At the far rear, left corner of the camp there was a special brick building that was quite different from the wood architecture of the rest of the camp. Several wide, squat smokestacks rose from the roof, testimony of the crematoria furnaces inside. The crematoria furnaces were in perfect condition, and looked like all they needed to become operational again is the fuel to run them. They were made of red brick, and had slots for two bodies each. Inside of them were steel "beds" on runners that could be used to slide the bodies in. Some 30,000 people died at Dachau during the Third Reich, and I imagine these crematoria served to dispose of most of that number.
Immediately next to the crematorium room was a "shower room" gas chamber. A plaque said that this room was the prototype for the gas chambers at major killing sites such as Auschwitz and was not used on the prisoners of Dachau. Despite this I strongly suspect that at least some prisoners were murdered here as part of the "scientific research" that occurred at Dachau.
Finally, there were several religious memorials that have been built over the last 30 years at the rear of the camp. A few were very traditional in architecture, though most were very artistically driven. For a traditional example, there was a small Russian Orthdox church with an onion dome. On the artistic end there was a Western Christian church (I'm not sure of the denomination) that was built with very few right angles. Everything was wavy and curved, even the floor. A plaque written in many languages said that the church had been built with no right angles because right angles represented the architecture of death at Dachau. All of the buildings in Dachau had been made as efficiently as possible, efficiency meaning rectangular, single story buildings that were filled with right angles.
Other examples of memorials at the camp was a Jewish one and one dedicated to Christian Polish nationals.

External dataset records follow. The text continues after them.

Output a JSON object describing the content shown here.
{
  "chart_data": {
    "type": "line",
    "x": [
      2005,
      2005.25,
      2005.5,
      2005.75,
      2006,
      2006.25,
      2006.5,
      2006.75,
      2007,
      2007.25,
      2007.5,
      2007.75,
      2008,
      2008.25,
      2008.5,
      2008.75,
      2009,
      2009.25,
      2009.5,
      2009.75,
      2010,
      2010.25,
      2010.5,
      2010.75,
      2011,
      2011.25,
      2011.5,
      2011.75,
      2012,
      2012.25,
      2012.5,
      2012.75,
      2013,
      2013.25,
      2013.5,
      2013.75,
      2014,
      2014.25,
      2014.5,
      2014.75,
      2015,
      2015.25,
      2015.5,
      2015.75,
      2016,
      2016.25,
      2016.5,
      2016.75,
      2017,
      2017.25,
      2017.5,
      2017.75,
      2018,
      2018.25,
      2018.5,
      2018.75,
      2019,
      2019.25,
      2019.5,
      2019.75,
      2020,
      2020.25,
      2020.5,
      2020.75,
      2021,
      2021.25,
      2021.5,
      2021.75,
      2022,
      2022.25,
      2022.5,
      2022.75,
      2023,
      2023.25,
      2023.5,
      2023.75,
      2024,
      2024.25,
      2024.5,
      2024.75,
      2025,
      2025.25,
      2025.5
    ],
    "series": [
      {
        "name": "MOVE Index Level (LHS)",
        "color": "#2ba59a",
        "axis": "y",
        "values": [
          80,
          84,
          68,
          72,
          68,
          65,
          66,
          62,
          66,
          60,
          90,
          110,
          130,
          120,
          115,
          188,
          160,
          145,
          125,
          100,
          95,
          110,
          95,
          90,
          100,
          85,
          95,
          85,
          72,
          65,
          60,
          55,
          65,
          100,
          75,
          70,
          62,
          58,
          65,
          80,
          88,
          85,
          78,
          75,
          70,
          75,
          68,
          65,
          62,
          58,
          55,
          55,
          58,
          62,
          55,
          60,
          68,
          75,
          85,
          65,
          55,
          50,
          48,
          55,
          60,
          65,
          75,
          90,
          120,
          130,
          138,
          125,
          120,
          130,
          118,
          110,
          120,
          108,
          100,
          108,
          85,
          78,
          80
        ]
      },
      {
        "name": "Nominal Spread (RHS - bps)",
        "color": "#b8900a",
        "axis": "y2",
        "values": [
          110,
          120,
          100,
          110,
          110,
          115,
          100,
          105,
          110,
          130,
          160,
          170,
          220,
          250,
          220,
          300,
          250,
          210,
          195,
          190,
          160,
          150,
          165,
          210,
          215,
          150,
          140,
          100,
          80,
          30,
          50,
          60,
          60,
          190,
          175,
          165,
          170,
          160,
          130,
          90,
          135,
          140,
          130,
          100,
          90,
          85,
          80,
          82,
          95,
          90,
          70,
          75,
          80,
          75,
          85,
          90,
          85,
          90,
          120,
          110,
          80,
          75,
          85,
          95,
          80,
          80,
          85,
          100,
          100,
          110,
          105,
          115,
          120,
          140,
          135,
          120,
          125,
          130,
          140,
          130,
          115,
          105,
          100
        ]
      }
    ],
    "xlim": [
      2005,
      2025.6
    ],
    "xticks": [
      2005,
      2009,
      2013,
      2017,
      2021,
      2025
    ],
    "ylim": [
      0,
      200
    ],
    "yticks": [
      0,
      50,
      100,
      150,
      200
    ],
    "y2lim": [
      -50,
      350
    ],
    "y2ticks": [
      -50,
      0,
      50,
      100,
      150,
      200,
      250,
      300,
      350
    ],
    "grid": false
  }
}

So there is the general description of the Dachau concentration camp. What was my reaction? Curiously, I felt that the concentration camp was very plain and ordinary looking. In the middle of a town that could have been found in my home state of Minnesota had it not been for all of the signs being in German, was what appeared from the outside to be a small prison. On the inside of this small prison were clean white buildings that looked like long trailer houses. I had to keep reminding myself of what I had read and the pictures I had seen of the terrible conditions and hardships that occurred there. It certainly wasn't apparent from just walking around in the camp 50 years later.
I also had some fairly angry thoughts about the Germans. Though the German people I had met on my trip were very nice and helpful, I wondered how such people could do such terrible things to the Jews and political enemies of the state. Yes, this was over 50 years ago, and yes, the people who committed these crimes were "only following orders", but something inside me wondered if perhaps the Germans were happy to be rid of the Jews. The Germans who had treated me kindly saw in me a white, young man with blond hair. What would their reaction have been if my name had been Goldstein or if I had been black?
Of all of the events that occurred during World War II, the longest lived effects will be the annihilation of the Jews in Europe. 1,000 years from now there will still be very few Jews living there, while the economic prosperity of post war America will be but a memory. Western Europe has few racial problems, and its people look at the crime and social unrest of the U.S. with contempt. It is easy to look down on another nation for racism when you have irradicated racism in your own country through the most violent of means, the "Final Solution".